In the Daily Boston Globe newspapers of August 25 and 26, 1953, the search that used Boy Scouts, police and dogs to try to locate the "beautiful Smith girl missing at Wellesley" was front-page news. Peter K. Steinberg's research showed that news of Sylvia Plath's disappearance ran in newspapers all over the United States, but the source story sent over the national wire came from the Globe, the Plaths' hometown paper, and its reportage was from Wellesley. The Globe interviewed and quoted Plath's mother, Mrs. Aurelia Plath, on August 26, 1953:
"She [Sylvia] recently felt she was unworthy of the confidence held for her by the people she knew," Mrs.
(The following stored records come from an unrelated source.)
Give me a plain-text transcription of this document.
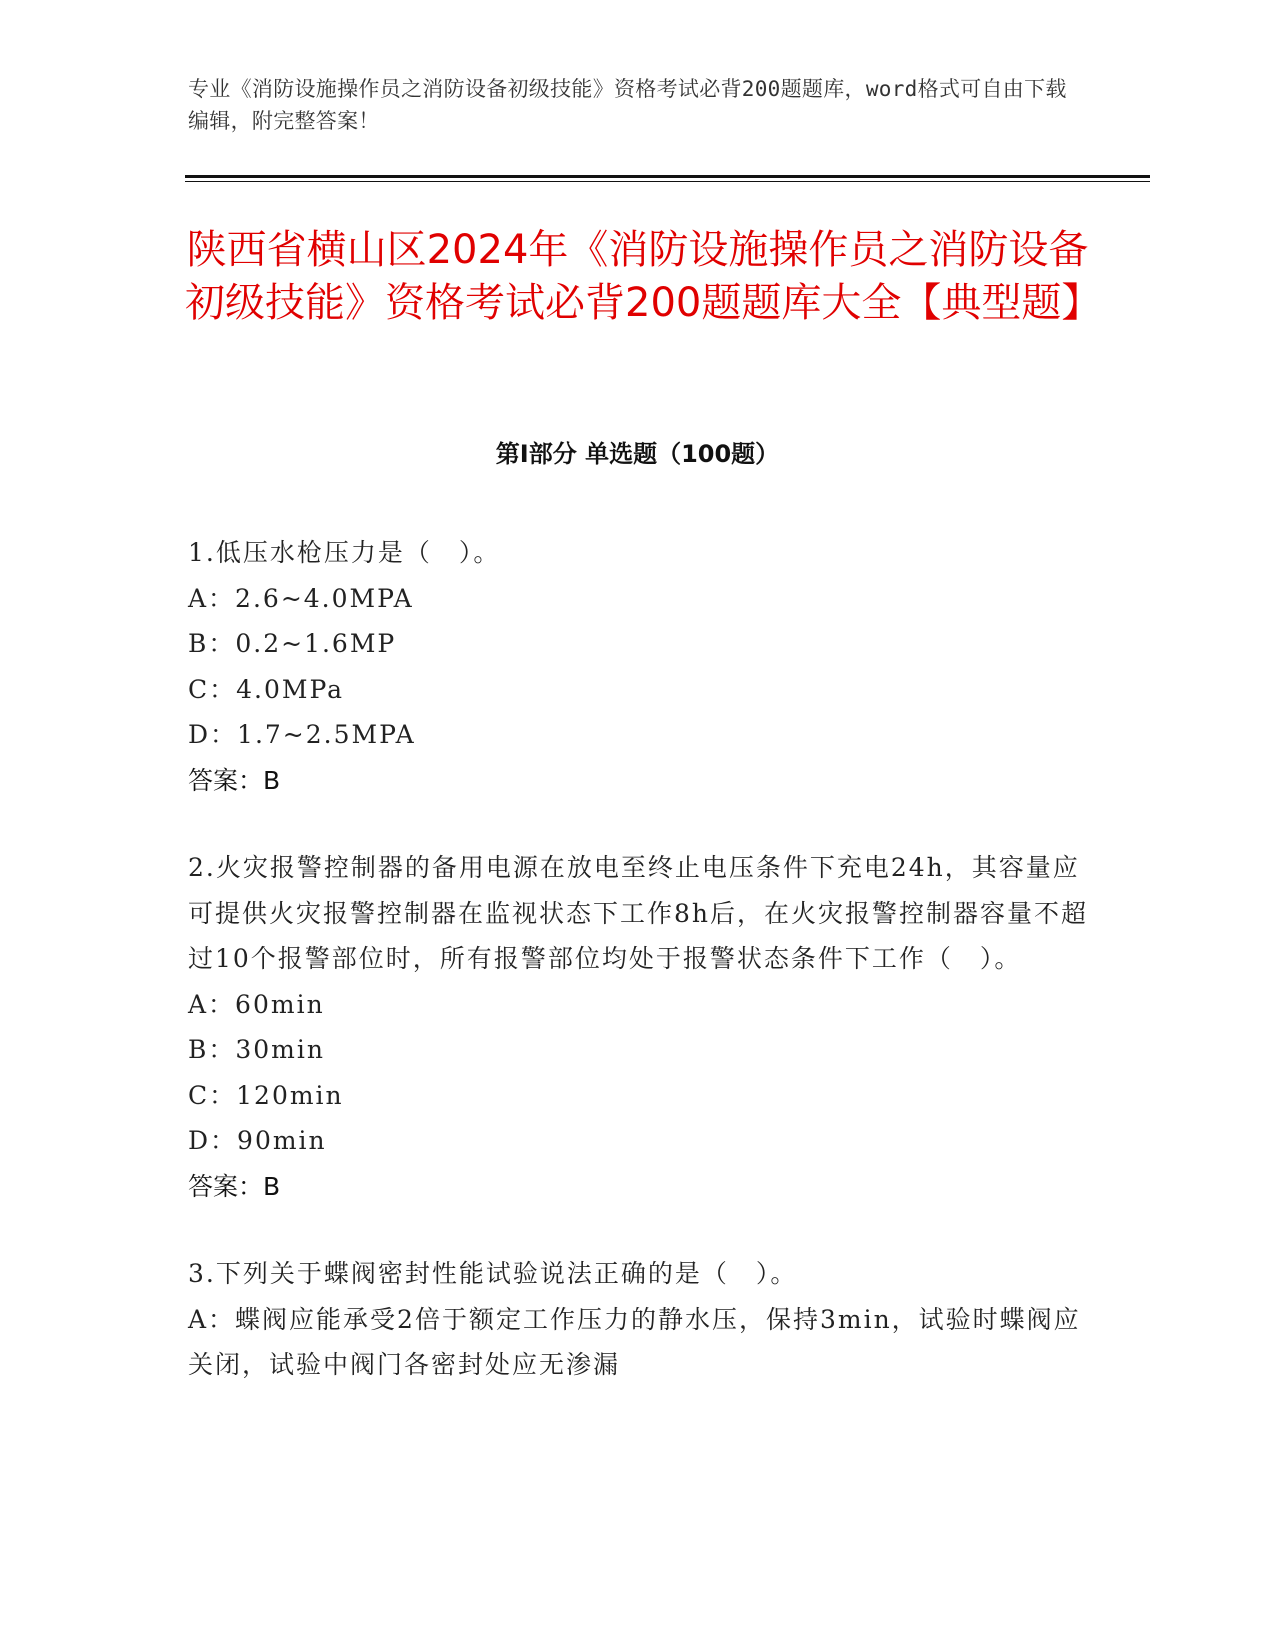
专业《消防设施操作员之消防设备初级技能》资格考试必背200题题库，word格式可自由下载编辑，附完整答案！
陕西省横山区2024年《消防设施操作员之消防设备初级技能》资格考试必背200题题库大全【典型题】
第I部分 单选题（100题）
1.低压水枪压力是（　）。
A：2.6~4.0MPA
B：0.2~1.6MP
C：4.0MPa
D：1.7~2.5MPA
答案：B
2.火灾报警控制器的备用电源在放电至终止电压条件下充电24h，其容量应可提供火灾报警控制器在监视状态下工作8h后，在火灾报警控制器容量不超过10个报警部位时，所有报警部位均处于报警状态条件下工作（　）。
A：60min
B：30min
C：120min
D：90min
答案：B
3.下列关于蝶阀密封性能试验说法正确的是（　）。
A：蝶阀应能承受2倍于额定工作压力的静水压，保持3min，试验时蝶阀应关闭，试验中阀门各密封处应无渗漏
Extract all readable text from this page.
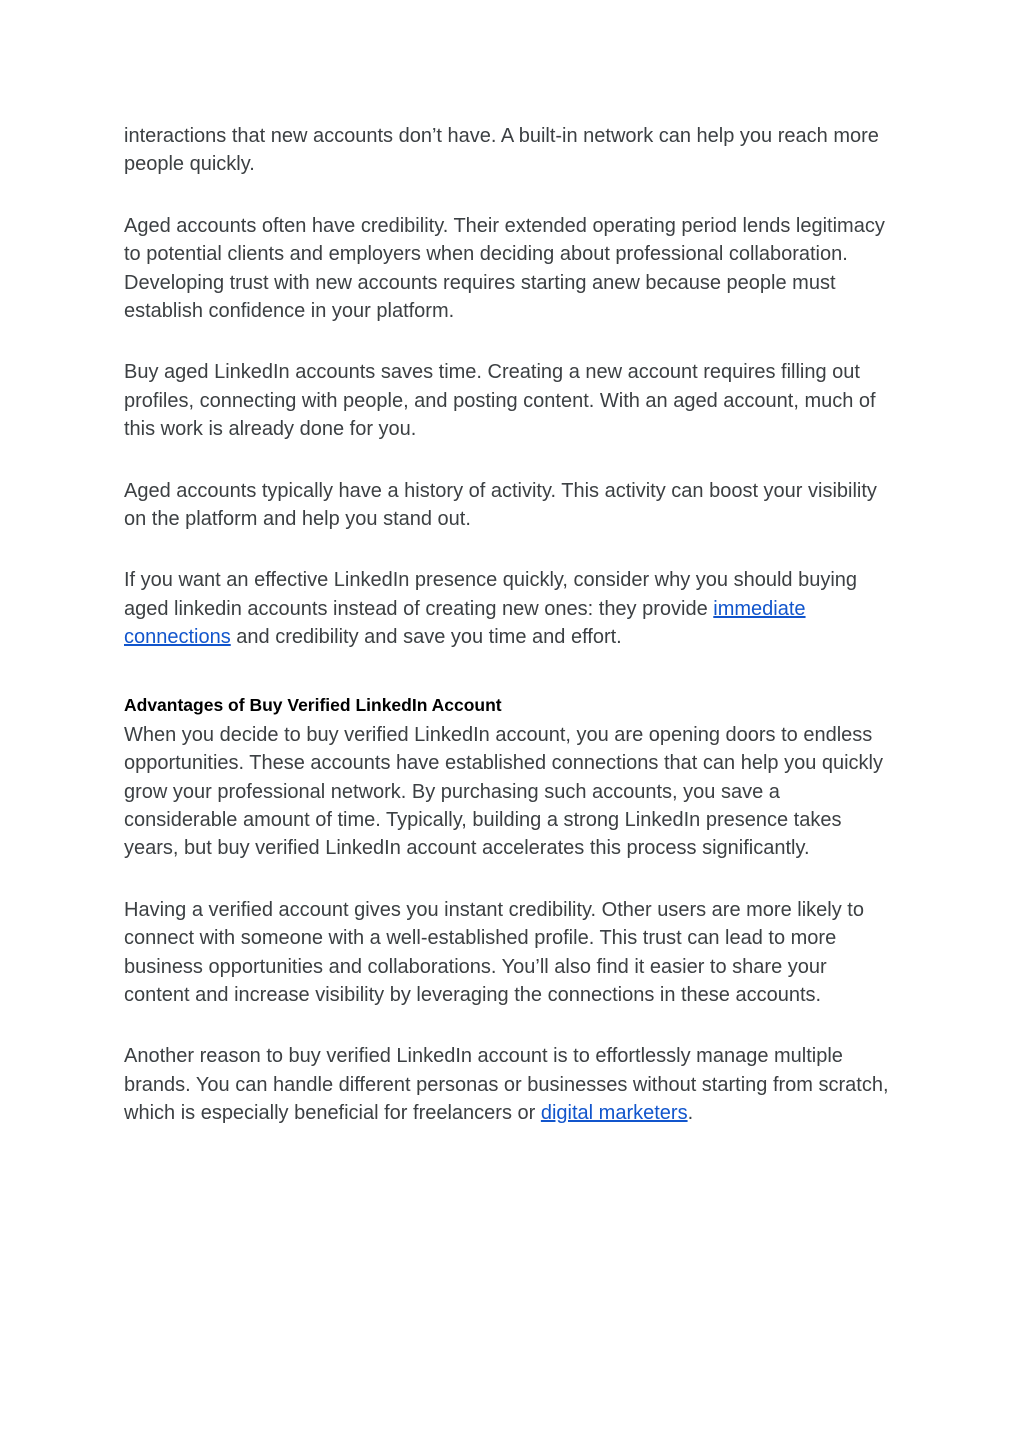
interactions that new accounts don’t have. A built-in network can help you reach more people quickly.

Aged accounts often have credibility. Their extended operating period lends legitimacy to potential clients and employers when deciding about professional collaboration. Developing trust with new accounts requires starting anew because people must establish confidence in your platform.

Buy aged LinkedIn accounts saves time. Creating a new account requires filling out profiles, connecting with people, and posting content. With an aged account, much of this work is already done for you.

Aged accounts typically have a history of activity. This activity can boost your visibility on the platform and help you stand out.

If you want an effective LinkedIn presence quickly, consider why you should buying aged linkedin accounts instead of creating new ones: they provide immediate connections and credibility and save you time and effort.

Advantages of Buy Verified LinkedIn Account

When you decide to buy verified LinkedIn account, you are opening doors to endless opportunities. These accounts have established connections that can help you quickly grow your professional network. By purchasing such accounts, you save a considerable amount of time. Typically, building a strong LinkedIn presence takes years, but buy verified LinkedIn account accelerates this process significantly.

Having a verified account gives you instant credibility. Other users are more likely to connect with someone with a well-established profile. This trust can lead to more business opportunities and collaborations. You’ll also find it easier to share your content and increase visibility by leveraging the connections in these accounts.

Another reason to buy verified LinkedIn account is to effortlessly manage multiple brands. You can handle different personas or businesses without starting from scratch, which is especially beneficial for freelancers or digital marketers.
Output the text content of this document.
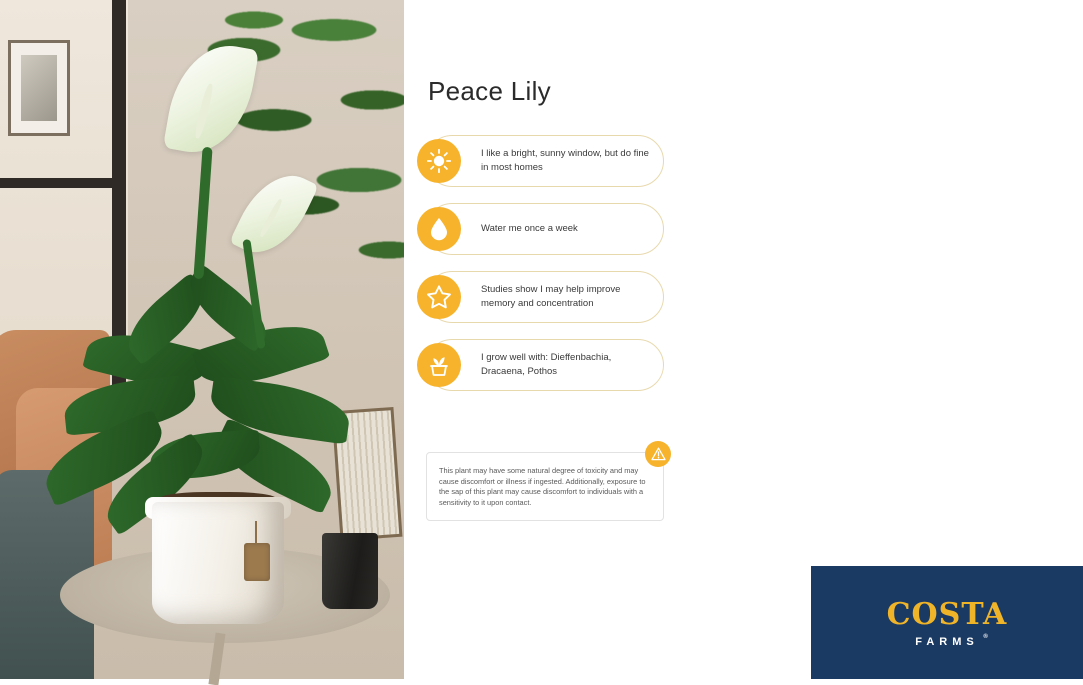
Peace Lily
I like a bright, sunny window, but do fine in most homes
Water me once a week
Studies show I may help improve memory and concentration
I grow well with: Dieffenbachia, Dracaena, Pothos
This plant may have some natural degree of toxicity and may cause discomfort or illness if ingested. Additionally, exposure to the sap of this plant may cause discomfort to individuals with a sensitivity to it upon contact.
COSTA
FARMS ®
Plath said. "For some time she has been able to write neither fiction, or her more recent love, poetry.
"Instead of regarding this as just an arid period that every writer faces at times, she believed something had happened to her mind, that it was unable to produce creatively anymore.
"Although her doctor assured us this was simply due to nervous exhaustion, Sylvia was constantly seeking for ways in which to blame herself for the failure and became increasingly despondent."
This is the most complete version of this quotation. Other papers trimmed or summarized this quotation ("Mrs. Plath said her daughter had been depressed") -- because newspaper stories must fit their pages and fit among other stories.
Of particular interest is that the quotation calls poetry Plath's "more recent love."